Personalized Retirement Income Solutions to Play Central Role in Retiree-Friendly DC Plans
June 22, 2021 — Boston
Comprehensive retirement planning and advice solutions can help participants navigate the complexities of the decumulation phase
While the defined contribution (DC) industry has made substantial strides in aiding DC plan participants through the accumulation phase of their financial lives, plans are not typically designed to effectively support participants through their retirement years. New findings from Cerulli’s report, U.S. Retirement End-Investor: Solving for the Decumulation Phase, suggest that many larger plan sponsors express an interest in retaining the assets of retired participants and, in conversations with Cerulli, providers relay that some of their larger plan sponsor clients are actively seeking to make their plans more retiree-friendly.
According to the research, 84% of 401(k) plans sponsors with greater than $500 million in assets prefer to keep participant assets in-plan during retirement. Increased scale provides leverage to negotiate favorable pricing arrangements with asset managers and other providers. Meanwhile, participants maintain access to institutionally priced investment products and services during their retirement years. Cerulli suggests retiree-friendly DC plans could serve as attractive retirement destinations for retirees in the lower end of the mass-affluent market ($500,000 to $2,000,000 in investable assets), middle market ($100,000 to $500,000), and mass market (less than $100,000).

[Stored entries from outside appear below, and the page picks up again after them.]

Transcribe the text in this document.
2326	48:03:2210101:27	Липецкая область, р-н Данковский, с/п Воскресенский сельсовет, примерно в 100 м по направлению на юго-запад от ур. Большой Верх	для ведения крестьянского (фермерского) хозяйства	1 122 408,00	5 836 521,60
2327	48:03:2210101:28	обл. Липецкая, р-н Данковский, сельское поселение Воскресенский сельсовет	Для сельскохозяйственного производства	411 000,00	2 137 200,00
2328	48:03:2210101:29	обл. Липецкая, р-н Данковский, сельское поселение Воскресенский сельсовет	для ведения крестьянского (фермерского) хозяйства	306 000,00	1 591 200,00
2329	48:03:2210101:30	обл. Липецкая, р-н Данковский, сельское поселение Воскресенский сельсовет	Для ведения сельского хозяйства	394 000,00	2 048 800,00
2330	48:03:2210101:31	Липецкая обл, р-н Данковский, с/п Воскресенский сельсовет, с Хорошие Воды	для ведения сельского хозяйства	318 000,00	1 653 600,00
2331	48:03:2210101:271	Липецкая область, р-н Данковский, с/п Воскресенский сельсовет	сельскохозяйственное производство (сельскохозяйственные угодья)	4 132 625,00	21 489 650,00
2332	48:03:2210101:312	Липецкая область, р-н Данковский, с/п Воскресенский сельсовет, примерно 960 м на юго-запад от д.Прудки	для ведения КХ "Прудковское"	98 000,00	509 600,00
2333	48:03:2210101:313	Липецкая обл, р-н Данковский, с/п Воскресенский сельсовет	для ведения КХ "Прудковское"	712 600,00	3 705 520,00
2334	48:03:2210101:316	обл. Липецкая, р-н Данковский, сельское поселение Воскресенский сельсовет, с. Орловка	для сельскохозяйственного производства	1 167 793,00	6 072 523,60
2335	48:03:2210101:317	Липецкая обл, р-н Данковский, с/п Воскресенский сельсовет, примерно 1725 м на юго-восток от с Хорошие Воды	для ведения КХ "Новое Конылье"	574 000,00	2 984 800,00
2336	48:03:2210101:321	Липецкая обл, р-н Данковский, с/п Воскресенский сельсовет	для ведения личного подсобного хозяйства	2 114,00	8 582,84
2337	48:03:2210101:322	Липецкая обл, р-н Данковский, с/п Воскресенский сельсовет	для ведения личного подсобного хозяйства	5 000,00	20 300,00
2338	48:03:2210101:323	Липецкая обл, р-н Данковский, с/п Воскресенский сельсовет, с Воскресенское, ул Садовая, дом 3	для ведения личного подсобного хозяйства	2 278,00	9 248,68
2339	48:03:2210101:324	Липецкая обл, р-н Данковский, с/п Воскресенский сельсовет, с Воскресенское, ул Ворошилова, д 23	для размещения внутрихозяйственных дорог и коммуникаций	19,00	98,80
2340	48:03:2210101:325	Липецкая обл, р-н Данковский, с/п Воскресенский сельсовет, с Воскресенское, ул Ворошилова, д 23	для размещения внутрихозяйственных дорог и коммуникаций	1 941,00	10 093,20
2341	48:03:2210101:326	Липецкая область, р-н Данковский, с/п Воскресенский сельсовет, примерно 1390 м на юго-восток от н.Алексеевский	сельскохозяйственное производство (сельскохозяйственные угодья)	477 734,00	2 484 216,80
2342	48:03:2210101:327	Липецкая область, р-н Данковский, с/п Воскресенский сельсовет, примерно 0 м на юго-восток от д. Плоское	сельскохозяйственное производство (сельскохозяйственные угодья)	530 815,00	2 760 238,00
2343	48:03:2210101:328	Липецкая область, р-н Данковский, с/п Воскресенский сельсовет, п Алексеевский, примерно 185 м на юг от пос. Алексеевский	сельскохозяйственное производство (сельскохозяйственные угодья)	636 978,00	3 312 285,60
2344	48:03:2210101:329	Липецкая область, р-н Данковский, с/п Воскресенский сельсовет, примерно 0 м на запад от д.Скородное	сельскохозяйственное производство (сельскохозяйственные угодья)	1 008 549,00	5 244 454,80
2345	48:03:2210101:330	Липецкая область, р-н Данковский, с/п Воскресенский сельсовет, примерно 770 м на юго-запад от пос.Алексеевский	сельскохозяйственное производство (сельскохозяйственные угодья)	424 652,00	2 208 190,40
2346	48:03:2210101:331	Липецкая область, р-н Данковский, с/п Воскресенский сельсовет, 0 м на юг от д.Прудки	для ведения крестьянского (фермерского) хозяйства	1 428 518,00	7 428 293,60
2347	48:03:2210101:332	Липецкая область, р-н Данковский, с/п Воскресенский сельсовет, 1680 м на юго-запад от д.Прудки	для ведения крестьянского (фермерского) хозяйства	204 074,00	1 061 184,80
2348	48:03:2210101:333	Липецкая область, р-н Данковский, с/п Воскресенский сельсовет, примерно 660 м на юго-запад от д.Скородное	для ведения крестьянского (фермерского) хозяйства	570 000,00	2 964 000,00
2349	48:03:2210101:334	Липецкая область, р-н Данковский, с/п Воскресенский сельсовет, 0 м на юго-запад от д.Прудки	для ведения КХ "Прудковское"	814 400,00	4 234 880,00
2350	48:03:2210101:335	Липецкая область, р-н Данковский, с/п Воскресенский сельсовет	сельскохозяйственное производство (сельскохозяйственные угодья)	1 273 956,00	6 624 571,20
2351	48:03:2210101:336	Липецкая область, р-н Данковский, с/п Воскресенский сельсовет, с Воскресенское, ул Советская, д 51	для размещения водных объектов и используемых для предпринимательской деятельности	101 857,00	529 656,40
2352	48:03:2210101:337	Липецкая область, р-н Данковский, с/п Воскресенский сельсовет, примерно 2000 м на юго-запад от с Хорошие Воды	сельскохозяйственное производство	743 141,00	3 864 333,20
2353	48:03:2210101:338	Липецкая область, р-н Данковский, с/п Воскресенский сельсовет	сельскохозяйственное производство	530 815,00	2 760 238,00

The plan design changes necessary to make DC plans attractive retirement destinations call for coordinated efforts between plan sponsors, consultants, recordkeepers, asset managers, and other retirement providers. “Retiree-friendly plan features should arm participants with the planning tools, personalized advisory services, investment products, and withdrawal options necessary to support participants through their retirement years,” comments Shawn O’Brien, senior analyst. A full 56% of retirees across all age and wealth tiers indicate that the ability to withdraw funds as needed is the most important feature of a retirement account. “Plan fiduciaries should ensure their documents allow for flexible, inexpensive distributions and their recordkeeping platform can smoothly facilitate monthly, quarterly, ad hoc, and partial withdrawals.”
Executing decumulation-focused plan design changes will require plan sponsors to work with their fiduciary partners, asset managers, and recordkeepers to ensure participants have an investment opportunity set necessary to construct an effective investment and drawdown strategy in retirement. A likely outcome is increased innovation in in-plan decumulation solutions, such as DC managed accounts. “Over time, we think the decumulation experience in retiree-friendly plans will begin to more closely resemble the out-of-plan, retail advisory experience for many retirement investors,” comments O’Brien. “As new plan design offerings materialize, asset managers and insurers should proactively communicate the value proposition of their income-oriented investment products and illustrate how these products can help retirees achieve superior financial outcomes in an in-plan setting,” he concludes.